Ransomware 2020: why legacy backup systems should be left in yesteryear

Year on year ransomware, and the criminals distributing it, becomes more sophisticated and subsequently harder to defend against. Until now traditional detection and prevention tools have largely protected us against criminal’s tactics of throwing a flurry of threats our way and hoping one sticks, but that won’t work in 2020 and beyond. Cybercriminals are getting smarter, always, and moving towards highly targeted attacks to breach a network, free to delete and encrypt once they’re in.

We know by now that these breaches are a case of when, not if, and that trying to build an impenetrable Fort Knox isn’t the answer. The question isn’t how we keep attackers out at all costs, but what we have in place to swiftly recover as we move towards a more generalised ransomware resilience.

Backup solutions that served us in the previous decade will be of little help when faced with pinpointing the ins and outs of a given attack. These legacy solutions simply aren’t up to identifying the intricacies of a breach and, whilst your IT team is racing against time to find the answers, the damage is already done. To avoid a wild goose chase through your infrastructure, consider proactively deploying a next-gen backup solution, complete with the following attributes, instead:

Immediate, automatic diagnosis.
The ability to quickly identify the issue and where it lies in the data centre is the first step in remedying any ransomware attack.

Machine learning.
Criminals are subtle, and often leave little to no trace of their presence among your data, particularly to the human eye. Machine learning allows the diagnosis mentioned above by analysing metadata across your infrastructure and learning to detect the smallest of anomalies.

A safe state, ready and waiting to be reinstated.
In the case of a successful breach, how quickly you can return to normal will decide what happens next. Legacy backup systems create backups sporadically, but a next-gen solution will be primed and ready to bring you back to a safe normal thanks to continuous data protection (CDP). CDP is essentially real-time backup, meaning every change is backed up as it happens.

Intelligent data storage.
The above measures are only as effective as your data storage. To stop intruders from encrypting and holding your data to ransom, source data should be stored in immutable backend storage. This cannot be accessed or altered by an attacker and therefore can stop an attack in its tracks.

Instant restores.
The ability to instantly restore large servers can significantly reduce post-ransomware attack downtime.
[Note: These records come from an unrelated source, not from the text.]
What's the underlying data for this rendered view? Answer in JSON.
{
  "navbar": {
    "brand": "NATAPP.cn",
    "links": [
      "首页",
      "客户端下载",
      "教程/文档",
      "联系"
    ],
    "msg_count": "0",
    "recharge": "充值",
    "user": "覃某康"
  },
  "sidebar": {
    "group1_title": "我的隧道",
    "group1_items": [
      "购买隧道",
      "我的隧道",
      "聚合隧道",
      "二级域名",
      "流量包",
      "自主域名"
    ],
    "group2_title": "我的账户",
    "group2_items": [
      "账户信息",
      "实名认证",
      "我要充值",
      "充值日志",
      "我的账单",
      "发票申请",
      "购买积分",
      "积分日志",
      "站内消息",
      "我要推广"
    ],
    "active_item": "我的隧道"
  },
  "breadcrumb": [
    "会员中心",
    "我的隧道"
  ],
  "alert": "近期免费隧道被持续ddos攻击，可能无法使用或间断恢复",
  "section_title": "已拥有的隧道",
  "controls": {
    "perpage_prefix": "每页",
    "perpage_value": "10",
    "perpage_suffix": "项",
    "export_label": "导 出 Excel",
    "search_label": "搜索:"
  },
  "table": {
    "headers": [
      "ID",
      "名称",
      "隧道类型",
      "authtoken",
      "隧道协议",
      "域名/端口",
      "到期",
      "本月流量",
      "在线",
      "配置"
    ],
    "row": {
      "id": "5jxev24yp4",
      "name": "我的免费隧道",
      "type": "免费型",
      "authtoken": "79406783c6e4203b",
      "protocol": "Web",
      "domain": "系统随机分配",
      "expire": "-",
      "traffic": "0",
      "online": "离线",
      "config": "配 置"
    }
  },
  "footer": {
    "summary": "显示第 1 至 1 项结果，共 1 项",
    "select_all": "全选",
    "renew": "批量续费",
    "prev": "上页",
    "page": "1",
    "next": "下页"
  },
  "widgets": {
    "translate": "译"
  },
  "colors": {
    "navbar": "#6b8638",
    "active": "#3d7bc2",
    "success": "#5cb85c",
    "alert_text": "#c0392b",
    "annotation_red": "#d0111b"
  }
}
This is a crucial time for any victim organisation, deciding how the attack will affect their customers, the financial fallout they will suffer and the reputational damage that could follow. Being able to instantly restore your servers will make sure all of the above is kept at a minimum.

Essentially, next-gen solutions are a must if we are to improve our defences to match the increasingly smarter criminals looking to penetrate them. Failing to do so is comparable to leaving your organisation and its sought after data behind an unlocked door for anyone willing to try the latch.